Well, Ovid’s overall could hardly have been less calculated to appeal to an emperor who wanted to encourage respect for the traditional gods and a return to traditional sexual morality. Metamorphoses, as I mentioned before, is the work in which Ovid pays most attention to mythology, but most of his work concentrates on amatory poetry, on poetry written about love affairs.

His first published work, Amores, that’s a title that basically just means loves or love affairs, was written, was published rather, around 16 BC, i.e. two years after Augustus had passed his moral legislation, and Amores is a collection of short love elegies to Ovid’s mistress whom he calls Corinna.

Now, in these poems, Ovid makes it quite clear that he is not married to Corinna and has no intention or desire of marrying her, is quite happy having an affair with her. His second work, Arsamatoria, which means more or less the art of loving or perhaps the seducer’s art would be a better way to translate it, was published around 1 BC, and if Amores was calculated to annoy Augustus, Arsamatoria would have infuriated him, because it contains advice for both men and women, mostly for men, but some for women as well, on how to find and attract lovers.

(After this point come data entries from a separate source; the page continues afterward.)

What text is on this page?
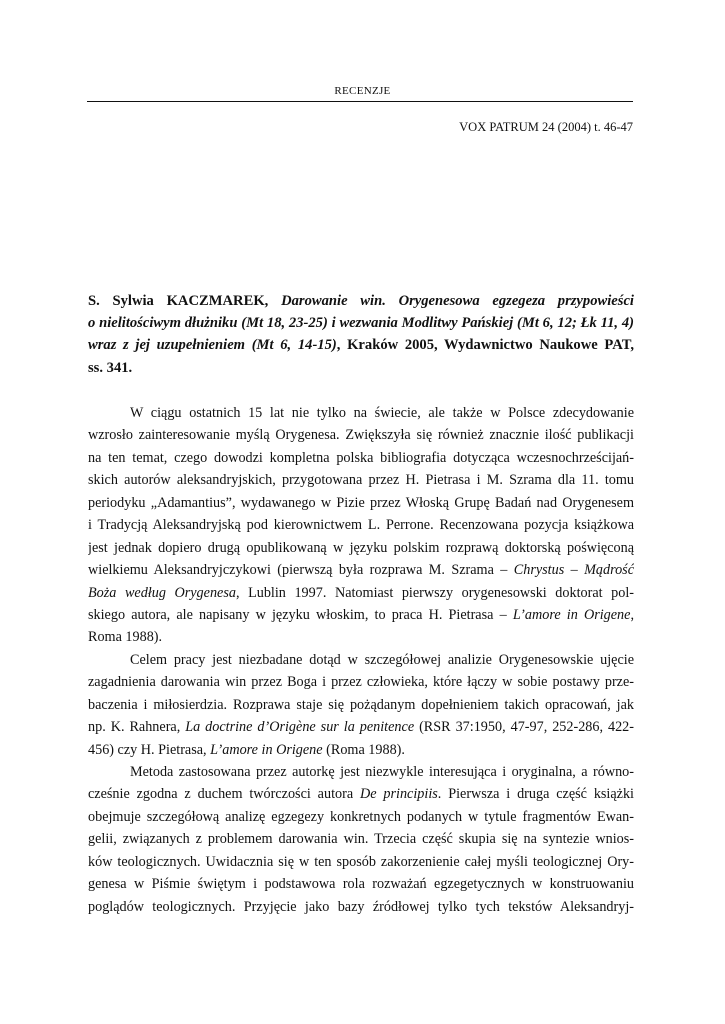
RECENZJE
VOX PATRUM 24 (2004) t. 46-47
S. Sylwia KACZMAREK, Darowanie win. Orygenesowa egzegeza przypowieści
o nielitościwym dłużniku (Mt 18, 23-25) i wezwania Modlitwy Pańskiej (Mt 6, 12; Łk 11, 4)
wraz z jej uzupełnieniem (Mt 6, 14-15), Kraków 2005, Wydawnictwo Naukowe PAT,
ss. 341.
W ciągu ostatnich 15 lat nie tylko na świecie, ale także w Polsce zdecydowanie
wzrosło zainteresowanie myślą Orygenesa. Zwiększyła się również znacznie ilość publikacji
na ten temat, czego dowodzi kompletna polska bibliografia dotycząca wczesnochrześcijań-
skich autorów aleksandryjskich, przygotowana przez H. Pietrasa i M. Szrama dla 11. tomu
periodyku „Adamantius”, wydawanego w Pizie przez Włoską Grupę Badań nad Orygenesem
i Tradycją Aleksandryjską pod kierownictwem L. Perrone. Recenzowana pozycja książkowa
jest jednak dopiero drugą opublikowaną w języku polskim rozprawą doktorską poświęconą
wielkiemu Aleksandryjczykowi (pierwszą była rozprawa M. Szrama – Chrystus – Mądrość
Boża według Orygenesa, Lublin 1997. Natomiast pierwszy orygenesowski doktorat pol-
skiego autora, ale napisany w języku włoskim, to praca H. Pietrasa – L’amore in Origene,
Roma 1988).
Celem pracy jest niezbadane dotąd w szczegółowej analizie Orygenesowskie ujęcie
zagadnienia darowania win przez Boga i przez człowieka, które łączy w sobie postawy prze-
baczenia i miłosierdzia. Rozprawa staje się pożądanym dopełnieniem takich opracowań, jak
np. K. Rahnera, La doctrine d’Origène sur la penitence (RSR 37:1950, 47-97, 252-286, 422-
456) czy H. Pietrasa, L’amore in Origene (Roma 1988).
Metoda zastosowana przez autorkę jest niezwykle interesująca i oryginalna, a równo-
cześnie zgodna z duchem twórczości autora De principiis. Pierwsza i druga część książki
obejmuje szczegółową analizę egzegezy konkretnych podanych w tytule fragmentów Ewan-
gelii, związanych z problemem darowania win. Trzecia część skupia się na syntezie wnios-
ków teologicznych. Uwidacznia się w ten sposób zakorzenienie całej myśli teologicznej Ory-
genesa w Piśmie świętym i podstawowa rola rozważań egzegetycznych w konstruowaniu
poglądów teologicznych. Przyjęcie jako bazy źródłowej tylko tych tekstów Aleksandryj-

He gives very practical advice, such as telling young men that a good way to find a lover is to go to the circus, to the entertainment, and sit next to an attractive woman. And while everybody else is watching the races, put your foot on top of hers and rub your knee against hers and so forth. And the rest will just happen on its own. He also advises young men specifically to have affairs with older married women, partly because they’re so grateful to you for paying them any attention and partly because they can’t make a fuss when you dump them.

So in Ars Amatoria, Ovid is specifically advocating, although in a very ironic, playful and humorous manner, he is specifically advocating adulterous affairs of precisely the kind that Augustus has outlawed, has made criminal offenses. Ovid’s third main work, on amatory matters is called Remedia Amoris, which means the cure of love. This was written and published probably between 1 B.C. and A.D. 2, and it advises the reader on how to get out of a love affair. Once you’ve attracted a lover, what do you do when you’re tired of her or him and want to move on to somebody else?

Here his advice consists in practical suggestions such as thinking of one of your lover’s flaws. Everybody has something wrong with them, some flaw. Think of the flaw, concentrate on it, don’t allow yourself to think of anything else. And he says fairly soon you’ll find that you’re not attracted to the person anymore after all. He also wrote books about makeup for women, all sorts of this kind of thing.

These, obviously, were not going to get him into the Emperor Augustus’ good graces. What about metamorphoses itself? Metamorphoses was written probably between AD 4 and AD 8 and in it Ovid takes myth as his stated subject specifically myths about transformations that of course is what metamorphoses means he says in the opening lines that he’s going to sing or write about bodies transformed into other shapes about transformations such as Daphne into a laurel tree that kind of thing and that is the ostensible link between all the stories he tells throughout Metamorphoses.

Every story he tells includes some sort of transformation, though some of them are pretty minor transformations and are mentioned so briefly that you could almost overlook them. But even here, even in a work of mythology, of recounting mythological stories, and of talking about transformations of bodies into other shapes, most of the stories Ovid tells contain some element of sexuality, sexual adventure, sexual perversion very frequently.

Even when he is supposedly writing about myth, he’s really writing about strange sexual encounters as much as he’s writing about myth. In the story of Daphne, for instance, Ovid lays much less emphasis on the ideological aspects of the story and concentrates on Apollo’s passion and Daphne’s revulsion.

And as I already mentioned in many of the stories of Metamorphoses, the transformation, the change of form seems to be added almost as an afterthought so that Ovid will have an excuse to tell the story that he wants to tell. and a lot of them are pretty shocking stories indeed. Metamorphoses is a fascinating work. I wish we had time to spend several lectures on it alone because it runs the whole gamut from really horrifyingly violent and grotesque stories through some of the most emotionally charming and attractive stories that have survived from classical antiquity.

He runs the whole gamut of emotions and of possibilities of human interaction. In it, he includes stories of men in love with women, men in love with men, women in love with women, men in love with animals, women in love with their fathers, a man in love with a statue. Just about anything you can think of, Ovid has got somewhere in Metamorphoses.

So the sexual side of metamorphoses, the emphasis on strange sexual adventures, is one aspect that would have made it unlikely to please Augustus. Another aspect of this work that also probably annoyed Augustus is that in it the treatment of the gods and of the traditional stories about the gods is done very humorously and anything but seriously. For instance, often makes a great deal of fun of the anthropomorphism of the gods in Metamorphoses, as I’ll get back to in a few minutes.